| > Its a paradigma shift for the whole world literaly. That's hyperbolic. I use LLMs daily. They speed up tasks you'd normally use Google for and can extrapolate existing code into other languages. They boost productivity for professionals, but it's not like the discovery of the steam engine or electricity. > And what limitations are obvious? Tell me? We have not reached any real ceiling yet. Scaling parameters is the most obvious limitation of the current LLM architecture (transformers). That’s why what should have been called GPT-5 is instead named GPT 4.5, it isn’t significantly better than the previous model despite having far more parameters, a lot more cleaned up training data and optimizations. The low-hanging fruit has already been picked, and most obvious optimizations have been implemented. As a result, almost all leading LLM companies are now operating at a similar level. There hasn’t been a real breakthrough in over two years. And the last huge architectural breakthrough was in 2017 (with paper "Attention is all you need"). Scaling at this point yields only diminishing returns. So no, what you’re saying isn’t accurate, the ceiling is clearly visible now. |
completly disagree. People might have googled before but the human<>computer interface was never in any way as accessable as it is now for a normal human being. Can i use Photoshop? yes but i learned it. My sisters played around with Dall-E and are now able to do simiiliar things.
It might feel boring to you that technology accessability drips down like this, but this changes a lot for a lot of people. The entry barrier to everything got a lot lower. It makes a huge difference to you as a human being if you have rich parents and good teachers or not. You had never the chance to just get help like this. Millions of kids struggle because they don't have parents they can ask certain questions required for understanding topics in school.
Steam Engine = fundamental for our scaling economy electricity = fundamental for liberating all of us from day time internet = interconnecting all of us LLM/ML/AI = liberating knowledge through accessability
> 'There hasn’t been a real breakthrough in over two years.' DeepSeek alone was a real breakthrough.
But let me ask an LLM about this:
- Mixture of Experts (MoE) scaling
- Long-context handling
- Multimodal capabilities
- Tool use & agentic reasoning
Funny enough your comment comes before claude 4.0 release (again increase in performance, etc.) and the Google IO.
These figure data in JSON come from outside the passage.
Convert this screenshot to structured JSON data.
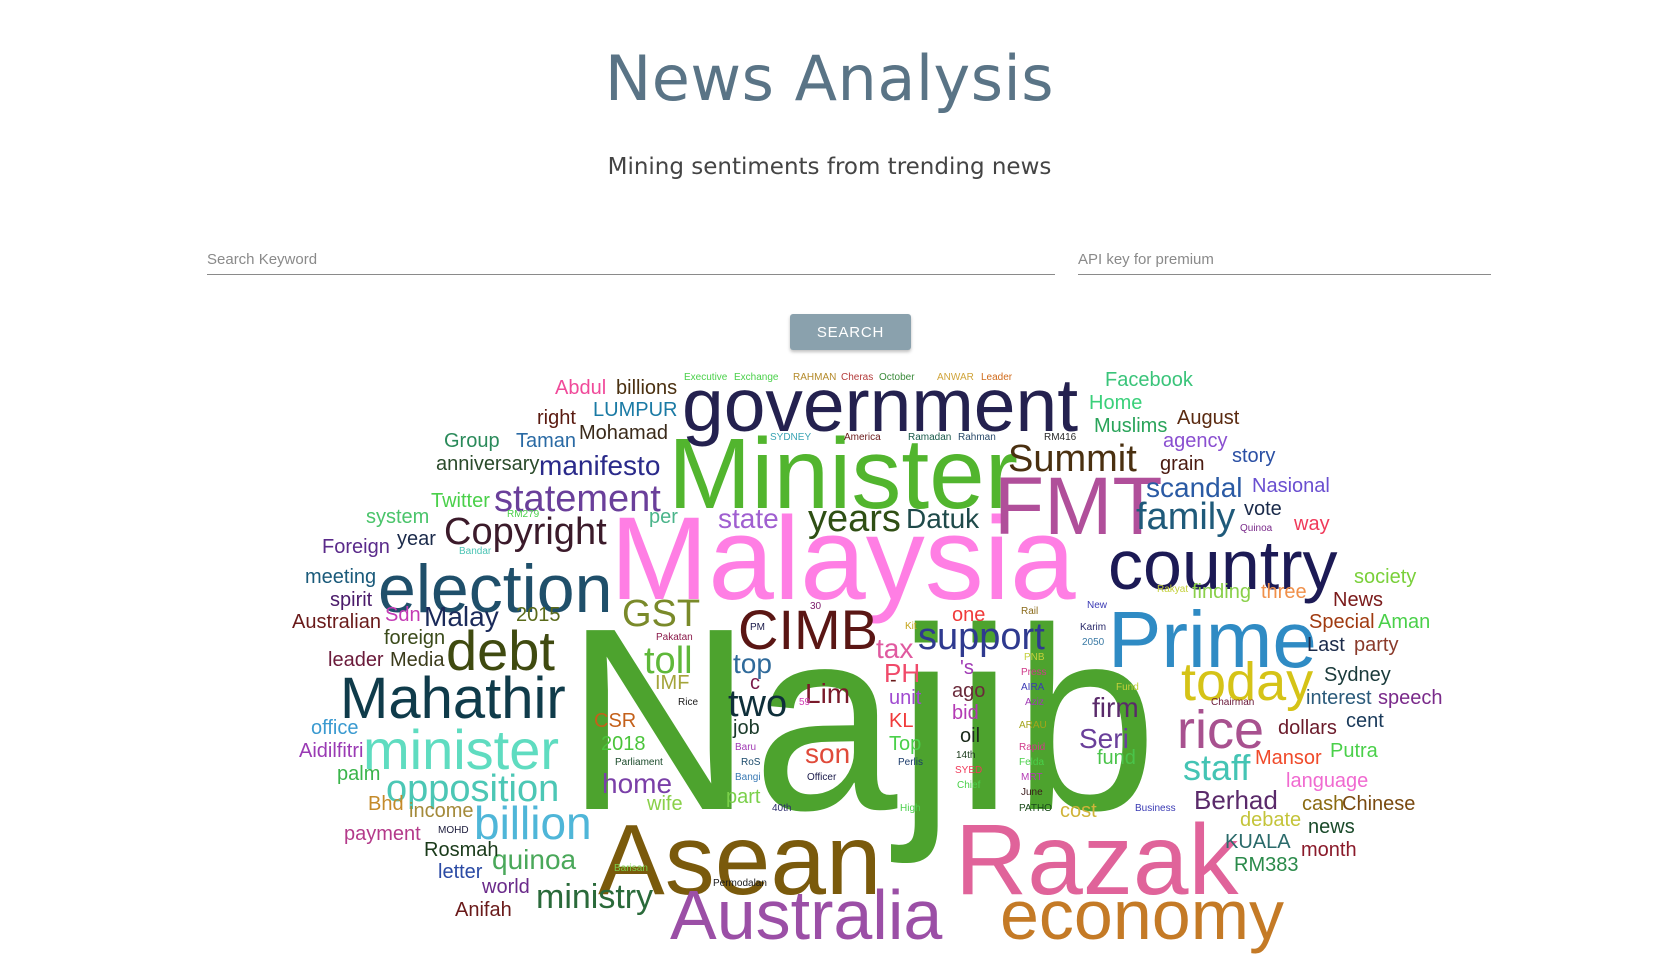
{
  "header": {
    "title": "News Analysis",
    "subtitle": "Mining sentiments from trending news"
  },
  "search": {
    "keyword_placeholder": "Search Keyword",
    "keyword_value": "",
    "apikey_placeholder": "API key for premium",
    "apikey_value": "",
    "button_label": "SEARCH"
  },
  "wordcloud": {
    "words": [
      {
        "text": "Najib",
        "color": "#4da32e"
      },
      {
        "text": "Malaysia",
        "color": "#ff7ee4"
      },
      {
        "text": "Minister",
        "color": "#52b52e"
      },
      {
        "text": "government",
        "color": "#24214f"
      },
      {
        "text": "Asean",
        "color": "#7a5a0c"
      },
      {
        "text": "Razak",
        "color": "#e0639a"
      },
      {
        "text": "Prime",
        "color": "#2f8bc4"
      },
      {
        "text": "country",
        "color": "#1c1a55"
      },
      {
        "text": "FMT",
        "color": "#b04f9a"
      },
      {
        "text": "election",
        "color": "#1f4f6a"
      },
      {
        "text": "Mahathir",
        "color": "#0f3b4a"
      },
      {
        "text": "minister",
        "color": "#5fdcc0"
      },
      {
        "text": "debt",
        "color": "#3f4a10"
      },
      {
        "text": "CIMB",
        "color": "#5a1614"
      },
      {
        "text": "today",
        "color": "#d5c317"
      },
      {
        "text": "rice",
        "color": "#a8518f"
      },
      {
        "text": "economy",
        "color": "#c47a26"
      },
      {
        "text": "Australia",
        "color": "#9b4fa6"
      },
      {
        "text": "billion",
        "color": "#4fb6d8"
      },
      {
        "text": "opposition",
        "color": "#4cc7b5"
      },
      {
        "text": "statement",
        "color": "#6a3f9a"
      },
      {
        "text": "Copyright",
        "color": "#3b1a2a"
      },
      {
        "text": "support",
        "color": "#2f3a8f"
      },
      {
        "text": "Summit",
        "color": "#4a3010"
      },
      {
        "text": "family",
        "color": "#1f5a7a"
      },
      {
        "text": "years",
        "color": "#2f4f14"
      },
      {
        "text": "GST",
        "color": "#7a8a2a"
      },
      {
        "text": "toll",
        "color": "#5fb83a"
      },
      {
        "text": "two",
        "color": "#0f2f3a"
      },
      {
        "text": "staff",
        "color": "#44c4b4"
      },
      {
        "text": "manifesto",
        "color": "#2a2a8a"
      },
      {
        "text": "scandal",
        "color": "#2a5aa4"
      },
      {
        "text": "Berhad",
        "color": "#5a2a6a"
      },
      {
        "text": "Datuk",
        "color": "#1f4a4a"
      },
      {
        "text": "Malay",
        "color": "#1a2a5a"
      },
      {
        "text": "home",
        "color": "#7a3fa8"
      },
      {
        "text": "quinoa",
        "color": "#4aa85a"
      },
      {
        "text": "ministry",
        "color": "#2a6a3a"
      },
      {
        "text": "Seri",
        "color": "#6a3f9a"
      },
      {
        "text": "firm",
        "color": "#5a2a6a"
      },
      {
        "text": "son",
        "color": "#e04a3a"
      },
      {
        "text": "Lim",
        "color": "#7a1a2a"
      },
      {
        "text": "top",
        "color": "#2f6a9a"
      },
      {
        "text": "state",
        "color": "#a05fd0"
      },
      {
        "text": "tax",
        "color": "#e05aa0"
      },
      {
        "text": "PH",
        "color": "#f04a6a"
      },
      {
        "text": "Facebook",
        "color": "#3ac47a"
      },
      {
        "text": "Home",
        "color": "#3ad07a"
      },
      {
        "text": "Muslims",
        "color": "#2aa45a"
      },
      {
        "text": "August",
        "color": "#5a2a10"
      },
      {
        "text": "agency",
        "color": "#8a4fd0"
      },
      {
        "text": "story",
        "color": "#2a4fa4"
      },
      {
        "text": "grain",
        "color": "#4a1a10"
      },
      {
        "text": "Nasional",
        "color": "#6a4fd0"
      },
      {
        "text": "vote",
        "color": "#1a2a4a"
      },
      {
        "text": "way",
        "color": "#f03a5a"
      },
      {
        "text": "society",
        "color": "#7ad03a"
      },
      {
        "text": "finding",
        "color": "#8ad04a"
      },
      {
        "text": "three",
        "color": "#f0904a"
      },
      {
        "text": "News",
        "color": "#7a1a1a"
      },
      {
        "text": "Special",
        "color": "#a03a10"
      },
      {
        "text": "Aman",
        "color": "#4ad04a"
      },
      {
        "text": "Last",
        "color": "#1a2a4a"
      },
      {
        "text": "party",
        "color": "#8a3a2a"
      },
      {
        "text": "Sydney",
        "color": "#1a3a3a"
      },
      {
        "text": "interest",
        "color": "#2a5a7a"
      },
      {
        "text": "speech",
        "color": "#7a2a8a"
      },
      {
        "text": "cent",
        "color": "#1a3a5a"
      },
      {
        "text": "dollars",
        "color": "#6a1a2a"
      },
      {
        "text": "Mansor",
        "color": "#f04a2a"
      },
      {
        "text": "Putra",
        "color": "#4ad04a"
      },
      {
        "text": "language",
        "color": "#f06ad0"
      },
      {
        "text": "cash",
        "color": "#8a6a10"
      },
      {
        "text": "Chinese",
        "color": "#7a4a10"
      },
      {
        "text": "debate",
        "color": "#c4c43a"
      },
      {
        "text": "news",
        "color": "#1a4a2a"
      },
      {
        "text": "KUALA",
        "color": "#2a6a6a"
      },
      {
        "text": "month",
        "color": "#8a1a2a"
      },
      {
        "text": "RM383",
        "color": "#2a8a4a"
      },
      {
        "text": "Abdul",
        "color": "#f04a9a"
      },
      {
        "text": "billions",
        "color": "#4a3010"
      },
      {
        "text": "right",
        "color": "#5a1a10"
      },
      {
        "text": "LUMPUR",
        "color": "#1a7aa4"
      },
      {
        "text": "Group",
        "color": "#2a8a5a"
      },
      {
        "text": "Taman",
        "color": "#2a6aa4"
      },
      {
        "text": "Mohamad",
        "color": "#3a2a1a"
      },
      {
        "text": "anniversary",
        "color": "#2a4a2a"
      },
      {
        "text": "Twitter",
        "color": "#4ad04a"
      },
      {
        "text": "system",
        "color": "#4ac46a"
      },
      {
        "text": "per",
        "color": "#4ab48a"
      },
      {
        "text": "year",
        "color": "#1a2a4a"
      },
      {
        "text": "Foreign",
        "color": "#5a2a8a"
      },
      {
        "text": "meeting",
        "color": "#1a5a7a"
      },
      {
        "text": "spirit",
        "color": "#4a1a6a"
      },
      {
        "text": "Sdn",
        "color": "#c43ab4"
      },
      {
        "text": "2015",
        "color": "#5a6a1a"
      },
      {
        "text": "Australian",
        "color": "#6a1a1a"
      },
      {
        "text": "foreign",
        "color": "#3a4a1a"
      },
      {
        "text": "leader",
        "color": "#6a1a3a"
      },
      {
        "text": "Media",
        "color": "#3a3a1a"
      },
      {
        "text": "office",
        "color": "#3a9ad0"
      },
      {
        "text": "Aidilfitri",
        "color": "#9a3ab4"
      },
      {
        "text": "palm",
        "color": "#3ab44a"
      },
      {
        "text": "Bhd",
        "color": "#c48a2a"
      },
      {
        "text": "income",
        "color": "#a48a3a"
      },
      {
        "text": "payment",
        "color": "#b43a8a"
      },
      {
        "text": "Rosmah",
        "color": "#1a3a1a"
      },
      {
        "text": "letter",
        "color": "#2a4aa4"
      },
      {
        "text": "world",
        "color": "#6a2a8a"
      },
      {
        "text": "Anifah",
        "color": "#6a1a1a"
      },
      {
        "text": "CSR",
        "color": "#c4601a"
      },
      {
        "text": "2018",
        "color": "#4ac43a"
      },
      {
        "text": "IMF",
        "color": "#a4a43a"
      },
      {
        "text": "job",
        "color": "#1a3a2a"
      },
      {
        "text": "wife",
        "color": "#8ad04a"
      },
      {
        "text": "part",
        "color": "#7ad04a"
      },
      {
        "text": "unit",
        "color": "#a04ad0"
      },
      {
        "text": "KL",
        "color": "#f03a3a"
      },
      {
        "text": "Top",
        "color": "#4ad04a"
      },
      {
        "text": "ago",
        "color": "#6a2a3a"
      },
      {
        "text": "bid",
        "color": "#b43ab4"
      },
      {
        "text": "oil",
        "color": "#1a2a1a"
      },
      {
        "text": "one",
        "color": "#f03a3a"
      },
      {
        "text": "'s",
        "color": "#a03ab4"
      },
      {
        "text": "fund",
        "color": "#4ac44a"
      },
      {
        "text": "cost",
        "color": "#d0b43a"
      },
      {
        "text": "c",
        "color": "#7a1a4a"
      },
      {
        "text": "-",
        "color": "#6a1a1a"
      },
      {
        "text": "Executive",
        "color": "#4ad04a"
      },
      {
        "text": "Exchange",
        "color": "#4ad04a"
      },
      {
        "text": "RAHMAN",
        "color": "#b48a2a"
      },
      {
        "text": "Cheras",
        "color": "#b43a3a"
      },
      {
        "text": "October",
        "color": "#3a8a3a"
      },
      {
        "text": "ANWAR",
        "color": "#d0a43a"
      },
      {
        "text": "Leader",
        "color": "#d06a1a"
      },
      {
        "text": "SYDNEY",
        "color": "#3aa4b4"
      },
      {
        "text": "America",
        "color": "#6a1a1a"
      },
      {
        "text": "Ramadan",
        "color": "#1a5a4a"
      },
      {
        "text": "Rahman",
        "color": "#2a4a6a"
      },
      {
        "text": "RM416",
        "color": "#2a2a2a"
      },
      {
        "text": "RM279",
        "color": "#4ad04a"
      },
      {
        "text": "Bandar",
        "color": "#4ac4b4"
      },
      {
        "text": "Quinoa",
        "color": "#7a2a8a"
      },
      {
        "text": "Rakyat",
        "color": "#c4d03a"
      },
      {
        "text": "30",
        "color": "#7a1a6a"
      },
      {
        "text": "PM",
        "color": "#1a1a4a"
      },
      {
        "text": "Pakatan",
        "color": "#8a1a4a"
      },
      {
        "text": "Kit",
        "color": "#c4a41a"
      },
      {
        "text": "Rail",
        "color": "#8a6a1a"
      },
      {
        "text": "New",
        "color": "#3a3ab4"
      },
      {
        "text": "Karim",
        "color": "#2a2a6a"
      },
      {
        "text": "2050",
        "color": "#3a7aa4"
      },
      {
        "text": "PNB",
        "color": "#c4d03a"
      },
      {
        "text": "Press",
        "color": "#d03a8a"
      },
      {
        "text": "AIRA",
        "color": "#3a3ab4"
      },
      {
        "text": "Fund",
        "color": "#c4d03a"
      },
      {
        "text": "Aziz",
        "color": "#a03ab4"
      },
      {
        "text": "Chairman",
        "color": "#6a1a3a"
      },
      {
        "text": "Rice",
        "color": "#1a1a1a"
      },
      {
        "text": "59",
        "color": "#d03ab4"
      },
      {
        "text": "ARAU",
        "color": "#a4a41a"
      },
      {
        "text": "Baru",
        "color": "#a03ab4"
      },
      {
        "text": "14th",
        "color": "#1a3a1a"
      },
      {
        "text": "Rapid",
        "color": "#d03a8a"
      },
      {
        "text": "RoS",
        "color": "#1a4a6a"
      },
      {
        "text": "Perlis",
        "color": "#1a3a6a"
      },
      {
        "text": "Felda",
        "color": "#4ad04a"
      },
      {
        "text": "Parliament",
        "color": "#1a4a2a"
      },
      {
        "text": "Officer",
        "color": "#1a1a4a"
      },
      {
        "text": "SYED",
        "color": "#f03a5a"
      },
      {
        "text": "MRT",
        "color": "#b43ab4"
      },
      {
        "text": "Bangi",
        "color": "#3a7ab4"
      },
      {
        "text": "Chief",
        "color": "#4ad04a"
      },
      {
        "text": "June",
        "color": "#3a1a1a"
      },
      {
        "text": "40th",
        "color": "#2a2a6a"
      },
      {
        "text": "High",
        "color": "#4ad04a"
      },
      {
        "text": "PATHO",
        "color": "#1a4a1a"
      },
      {
        "text": "Business",
        "color": "#3a3ab4"
      },
      {
        "text": "MOHD",
        "color": "#1a1a3a"
      },
      {
        "text": "Barisan",
        "color": "#7ad04a"
      },
      {
        "text": "Permodalan",
        "color": "#1a1a1a"
      }
    ]
  }
}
We don't know if we found all 'low hanging fruits'. The meta paper about thinking in latent space came out in February. I would definitly call this a low hanging fruit.
We are limited, very hard, on infrastructure. Every experiement you want to try consumes a lot of it. If you look at the top x GPU AI clusters, we don't have that many on the planet. We have Google, Microsoft, Azure, Nvidia, Baidu, Tesla and xAI, Cerebras. Not that many researcher are able to just work on this.
Google has now its first Diffusion based Model active. 2025! We are so far away from testing out more and more approaches, architectures etc. And we are optimizing on every front. Cost, speed, precision etc.